If you compare this program with the previous program, you'll see that only two things differ. The first difference is that the ARRAY statement here defines the lower bound of the *qxs* array to be 3 and the upper bound to be 6. In general, you can always define the lower and upper bounds of any array dimension in this way, namely by specifying the lower bound, then a colon (:), and then the upper bound. The second difference is that, for the DO loop, the bounds on the index variable *i* are specifically defined here to be between 3 and 6 rather than 1 to DIM(*qxs*) (which in this case is 4).
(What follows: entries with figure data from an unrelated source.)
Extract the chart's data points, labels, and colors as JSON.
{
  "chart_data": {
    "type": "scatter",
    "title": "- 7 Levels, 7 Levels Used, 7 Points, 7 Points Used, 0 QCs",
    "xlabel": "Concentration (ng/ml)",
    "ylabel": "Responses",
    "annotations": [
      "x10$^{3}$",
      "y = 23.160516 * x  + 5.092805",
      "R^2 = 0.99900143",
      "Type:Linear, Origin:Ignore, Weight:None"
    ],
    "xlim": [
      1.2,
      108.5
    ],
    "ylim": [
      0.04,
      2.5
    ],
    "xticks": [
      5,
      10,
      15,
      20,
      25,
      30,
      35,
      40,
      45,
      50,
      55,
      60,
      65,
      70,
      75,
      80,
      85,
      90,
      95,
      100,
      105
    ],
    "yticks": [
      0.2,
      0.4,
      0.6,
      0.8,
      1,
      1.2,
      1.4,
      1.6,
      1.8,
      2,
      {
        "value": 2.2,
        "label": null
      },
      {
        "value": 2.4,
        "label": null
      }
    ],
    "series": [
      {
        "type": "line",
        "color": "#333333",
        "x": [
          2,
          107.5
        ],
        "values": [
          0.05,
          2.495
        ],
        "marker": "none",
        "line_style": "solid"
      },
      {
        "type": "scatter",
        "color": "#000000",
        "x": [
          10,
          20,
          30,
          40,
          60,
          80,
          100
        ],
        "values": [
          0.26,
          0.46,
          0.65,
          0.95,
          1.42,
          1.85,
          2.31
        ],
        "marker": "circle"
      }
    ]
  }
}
Now, launch and run * * the SAS program. Then, review the output from the PRINT procedure to convince yourself that the program does indeed recode the four variables *q3*, *q4*, *q5*, and *q6* just as in the previous program.

## Example 19.14

Now, there's still a little bit more that we can do to automate the handling of the bounds of an array dimension. The following program again uses a one-dimensional array *qxs* to recode four survey variables as did the previous two programs. Here, though, an asterisk (*) is used to tell SAS to determine the dimension of the *qxs* array, and the LBOUND and HBOUND functions are used to tell SAS to determine, respectively, the lower and upper bounds of the DO loop's index variable dynamically:

```
DATA survey3 (DROP = i);
INPUT subj q1 q2 q3 q4 q5 q6;
ARRAY qxs(*) q3-q6;
DO i = lbound(qxs) to hbound(qxs);
qxs(i) = qxs(i) - 1;
END;
DATALINES;
1001 1 2 1 2 1 1
1002 2 1 2 2 2 1
1003 2 2 2 1 . 2
1004 1 . 1 1 1 2
1005 2 1 2 2 2 1
;
RUN;
PROC PRINT data = survey3;
TITLE 'The survey data by changing upper and lower bounds automatically';
RUN;
```

If you compare this program with the previous program, you'll see that only two things differ. The first difference is that the asterisk (*) that appears in the the ARRAY statement tells SAS to determine the bounds on the dimensions of the array during the declaration of *qxs*. SAS counts the number of elements in the array and determines that the dimension of *qxs* is 4. The second difference is that, for the DO loop, the bounds on the index variable *i* are determined dynamically to be between LBOUND(*qxs*) and HBOUND(*qxs*).

Now, launch and run * * the SAS program. Then, review the output from the PRINT procedure to convince yourself that the program does indeed recode the four variables *q3*, *q4*, *q5*, and *q6* just as in the previous two programs.